In 2007, iPhones appeared on the market. In 2009, Apple opened the app store. Now, software app developers are projected to be one of the fastest growing jobs in the Sunshine State over the next decade, according to the Florida Department of Economic Opportunity. Some of those apps themselves, such as Twitter and Instagram, have opened new jobs for public relations professionals and “brand influencers.” Others such as Uber and Shipt have given rise to jobs in what is sometimes called “The Gig Economy.” [Source: Fort Myers Weekly]

Study: Wealth is also migrating to Florida

Florida has always been an affordable sanctuary for retirees, but a new report documents that the Sunshine State is the nation’s top destination for growing migration of wealthy tax refugees and businesses. A State Migration Study by Lending Tree, the nation’s largest “online lending marketplace,” documents that Florida’s relatively low property taxes and lack of an income tax is a primary reason why the state is projected to add 330,000 people a year and top 25 million in population by 2030. [Source: The Center Square]

Justices grapple with utility ballot measure

With state leaders, business groups and utilities fighting the measure, the Florida Supreme Court on Wednesday appeared skeptical about a proposed constitutional amendment that would overhaul and deregulate the way residents and businesses get electricity.
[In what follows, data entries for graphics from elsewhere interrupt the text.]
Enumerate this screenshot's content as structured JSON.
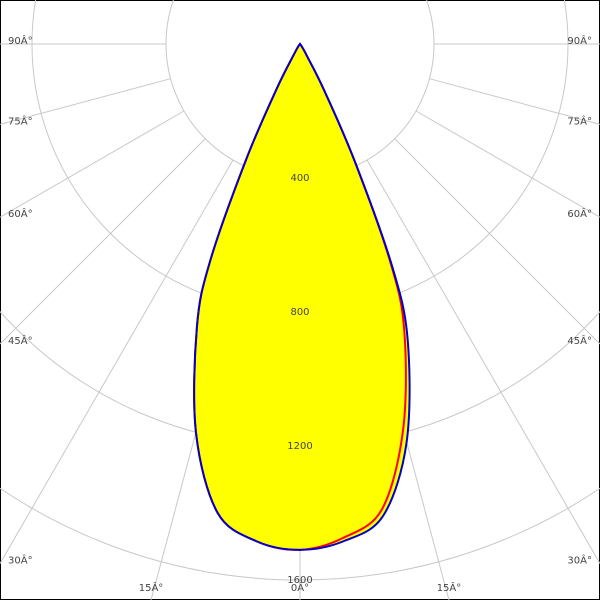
{
  "chart_data": {
    "type": "polar",
    "x": [
      -40,
      -35,
      -30,
      -27.5,
      -25,
      -22.5,
      -20,
      -15,
      -10,
      -5,
      0,
      5,
      10,
      15,
      20,
      22.5,
      25,
      27.5,
      30,
      35,
      40
    ],
    "series": [
      {
        "color": "#ff0000",
        "values": [
          0,
          10,
          40,
          150,
          380,
          700,
          900,
          1200,
          1420,
          1490,
          1510,
          1480,
          1410,
          1190,
          910,
          705,
          385,
          155,
          42,
          10,
          0
        ]
      },
      {
        "color": "#0000cc",
        "values": [
          0,
          10,
          40,
          150,
          380,
          700,
          900,
          1200,
          1420,
          1490,
          1510,
          1490,
          1430,
          1230,
          940,
          720,
          390,
          160,
          45,
          10,
          0
        ]
      }
    ],
    "fill": "#ffff00",
    "rlim": [
      0,
      1600
    ],
    "rticks": [
      400,
      800,
      1200,
      1600
    ],
    "angle_ticks": [
      {
        "value": 0,
        "label": "0Â°"
      },
      {
        "value": 15,
        "label": "15Â°"
      },
      {
        "value": 30,
        "label": "30Â°"
      },
      {
        "value": 45,
        "label": "45Â°"
      },
      {
        "value": 60,
        "label": "60Â°"
      },
      {
        "value": 75,
        "label": "75Â°"
      },
      {
        "value": 90,
        "label": "90Â°"
      }
    ],
    "grid": true
  }
}
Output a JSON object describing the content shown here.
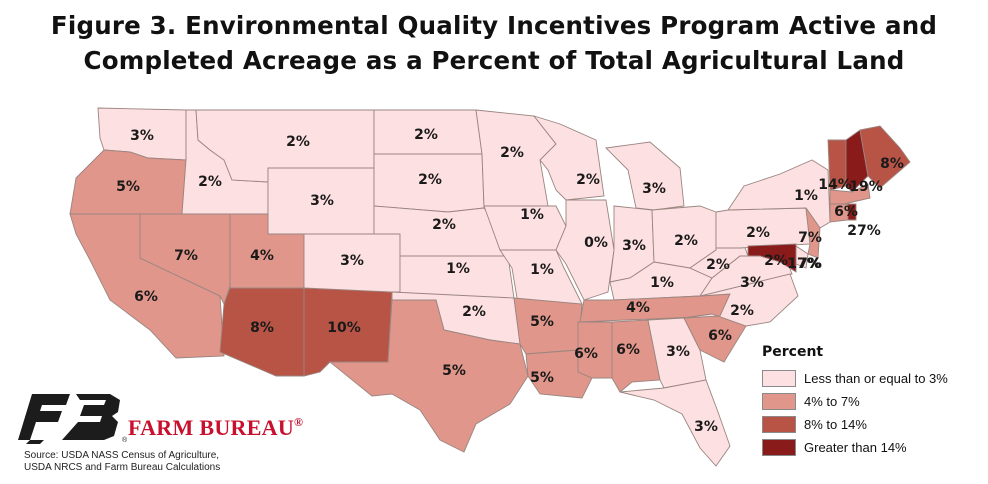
{
  "title": {
    "line1": "Figure 3. Environmental Quality Incentives Program Active and",
    "line2": "Completed Acreage as a Percent of Total Agricultural Land"
  },
  "colors": {
    "low": "#fde0e1",
    "mid": "#e0968a",
    "high": "#b75446",
    "top": "#8a1b1b"
  },
  "legend": {
    "title": "Percent",
    "items": [
      {
        "label": "Less than or equal to 3%",
        "class": "low"
      },
      {
        "label": "4% to 7%",
        "class": "mid"
      },
      {
        "label": "8% to 14%",
        "class": "high"
      },
      {
        "label": "Greater than 14%",
        "class": "top"
      }
    ]
  },
  "brand": {
    "name": "FARM BUREAU",
    "mark": "®"
  },
  "source": {
    "line1": "Source: USDA NASS Census of Agriculture,",
    "line2": "USDA NRCS and Farm Bureau Calculations"
  },
  "states": [
    {
      "id": "WA",
      "label": "3%",
      "class": "low"
    },
    {
      "id": "OR",
      "label": "5%",
      "class": "mid"
    },
    {
      "id": "CA",
      "label": "6%",
      "class": "mid"
    },
    {
      "id": "ID",
      "label": "2%",
      "class": "low"
    },
    {
      "id": "NV",
      "label": "7%",
      "class": "mid"
    },
    {
      "id": "MT",
      "label": "2%",
      "class": "low"
    },
    {
      "id": "WY",
      "label": "3%",
      "class": "low"
    },
    {
      "id": "UT",
      "label": "4%",
      "class": "mid"
    },
    {
      "id": "CO",
      "label": "3%",
      "class": "low"
    },
    {
      "id": "AZ",
      "label": "8%",
      "class": "high"
    },
    {
      "id": "NM",
      "label": "10%",
      "class": "high"
    },
    {
      "id": "ND",
      "label": "2%",
      "class": "low"
    },
    {
      "id": "SD",
      "label": "2%",
      "class": "low"
    },
    {
      "id": "NE",
      "label": "2%",
      "class": "low"
    },
    {
      "id": "KS",
      "label": "1%",
      "class": "low"
    },
    {
      "id": "OK",
      "label": "2%",
      "class": "low"
    },
    {
      "id": "TX",
      "label": "5%",
      "class": "mid"
    },
    {
      "id": "MN",
      "label": "2%",
      "class": "low"
    },
    {
      "id": "IA",
      "label": "1%",
      "class": "low"
    },
    {
      "id": "MO",
      "label": "1%",
      "class": "low"
    },
    {
      "id": "AR",
      "label": "5%",
      "class": "mid"
    },
    {
      "id": "LA",
      "label": "5%",
      "class": "mid"
    },
    {
      "id": "WI",
      "label": "2%",
      "class": "low"
    },
    {
      "id": "IL",
      "label": "0%",
      "class": "low"
    },
    {
      "id": "MI",
      "label": "3%",
      "class": "low"
    },
    {
      "id": "IN",
      "label": "3%",
      "class": "low"
    },
    {
      "id": "OH",
      "label": "2%",
      "class": "low"
    },
    {
      "id": "KY",
      "label": "1%",
      "class": "low"
    },
    {
      "id": "TN",
      "label": "4%",
      "class": "mid"
    },
    {
      "id": "MS",
      "label": "6%",
      "class": "mid"
    },
    {
      "id": "AL",
      "label": "6%",
      "class": "mid"
    },
    {
      "id": "GA",
      "label": "3%",
      "class": "low"
    },
    {
      "id": "FL",
      "label": "3%",
      "class": "low"
    },
    {
      "id": "SC",
      "label": "6%",
      "class": "mid"
    },
    {
      "id": "NC",
      "label": "2%",
      "class": "low"
    },
    {
      "id": "VA",
      "label": "3%",
      "class": "low"
    },
    {
      "id": "WV",
      "label": "2%",
      "class": "low"
    },
    {
      "id": "PA",
      "label": "2%",
      "class": "low"
    },
    {
      "id": "NY",
      "label": "1%",
      "class": "low"
    },
    {
      "id": "VT",
      "label": "14%",
      "class": "high"
    },
    {
      "id": "NH",
      "label": "19%",
      "class": "top"
    },
    {
      "id": "ME",
      "label": "8%",
      "class": "high"
    },
    {
      "id": "MA",
      "label": "6%",
      "class": "mid"
    },
    {
      "id": "CT",
      "label": "7%",
      "class": "mid"
    },
    {
      "id": "RI",
      "label": "27%",
      "class": "top"
    },
    {
      "id": "NJ",
      "label": "7%",
      "class": "mid"
    },
    {
      "id": "DE",
      "label": "2%",
      "class": "low"
    },
    {
      "id": "MD",
      "label": "17%",
      "class": "top"
    }
  ]
}
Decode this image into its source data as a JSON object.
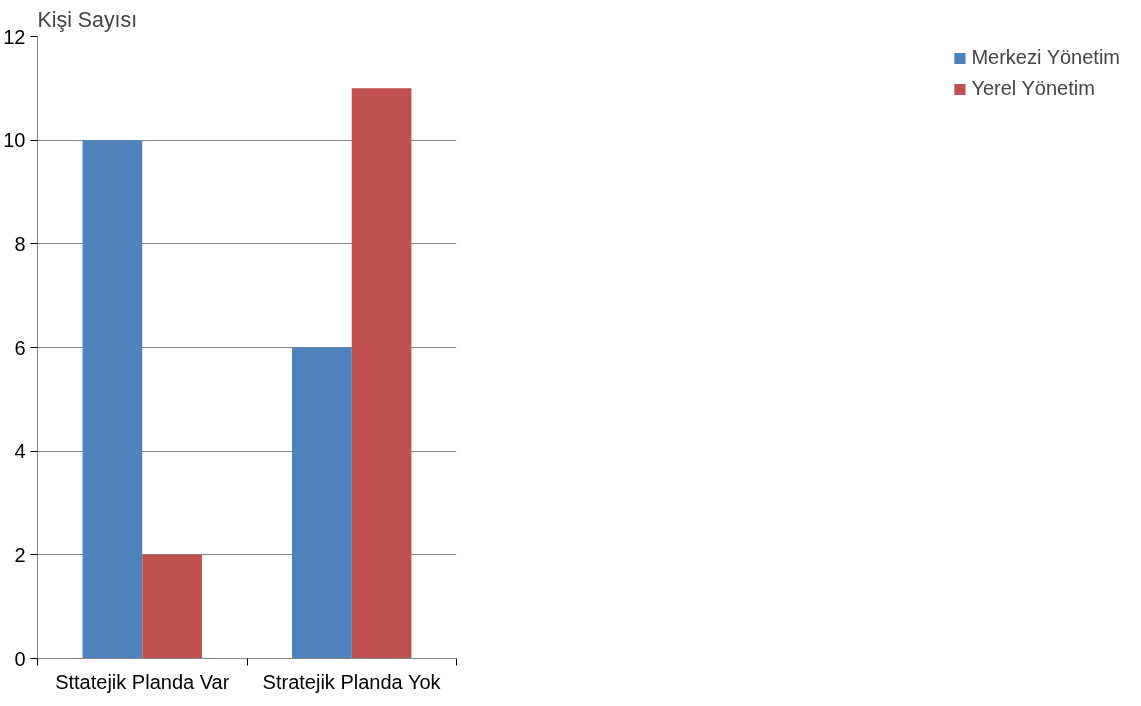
{
  "chart_data": {
    "type": "bar",
    "ylabel": "Kişi Sayısı",
    "categories": [
      "Sttatejik Planda Var",
      "Stratejik Planda Yok"
    ],
    "series": [
      {
        "name": "Merkezi Yönetim",
        "color": "#4f81bd",
        "values": [
          10,
          6
        ]
      },
      {
        "name": "Yerel Yönetim",
        "color": "#c0504d",
        "values": [
          2,
          11
        ]
      }
    ],
    "ylim": [
      0,
      12
    ],
    "yticks": [
      0,
      2,
      4,
      6,
      8,
      10,
      12
    ],
    "grid": "y",
    "legend": "right"
  }
}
More from WJXT and the Sarasota Herald-Tribune.

The big prize: GOP and Democrats seek Florida independents as 2020 election nears

In battleground Florida — a state President Donald Trump believes he must win next year to be reelected — the right and left are already in voter-registration mode to build their ranks. Democrats have audaciously aimed to add 1 million people to their cause ahead of the presidential election. Republicans, meanwhile, have quietly shrunk Democrats’ numerical advantage below 244,000 voters for the first time since at least 1972. Both parties are setting out early in hot pursuit of an estimated 4 million unregistered and eligible voters. [Source: Tampa Bay Times]


› Sea change shaping Miami-Dade labor market
Miami-Dade influential business and education minds met Tuesday to discuss the county’s next generation of talent. All agreed adaption is key to staying competitive and retaining a strong, nimble workforce. “Our graduates are facing the most dynamic labor market in human history,” said University of Miami President Julio Frenk, whose campus hosted the Beacon Council event.

› DeSantis seeks to lure Chicago financial firms to Florida
Gov. Ron DeSantis intends to take his next sales pitch for financial-sector companies to Chicago. Appearing Wednesday at an Enterprise Florida Board of Directors meeting, DeSantis said plans are in the works for a trip to Chicago that would emulate two trips he made this year to New York.

› Tampa Mayor Jane Castor announces $15 an hour minimum wage for city employees
Tampa Mayor Jane Castor pleased union officials and at least one city council member Wednesday with her announcement that city workers will be paid at least $15 an hour as soon as the city reaches a union collective bargaining agreement.

› With 300 Central Florida self-storage centers and more on the way, developers warn of oversupply
Three self-storage high-rises are going up near downtown Orlando, keeping with the metropolitan area’s standing as one of the fastest-growing markets for the storage industry. But some developers worry it’s also becoming one of the most saturated. The Central Florida region has almost 300 personal storage facilities, with another 36 properties in the pipeline, according to data from industry analyst Yardi.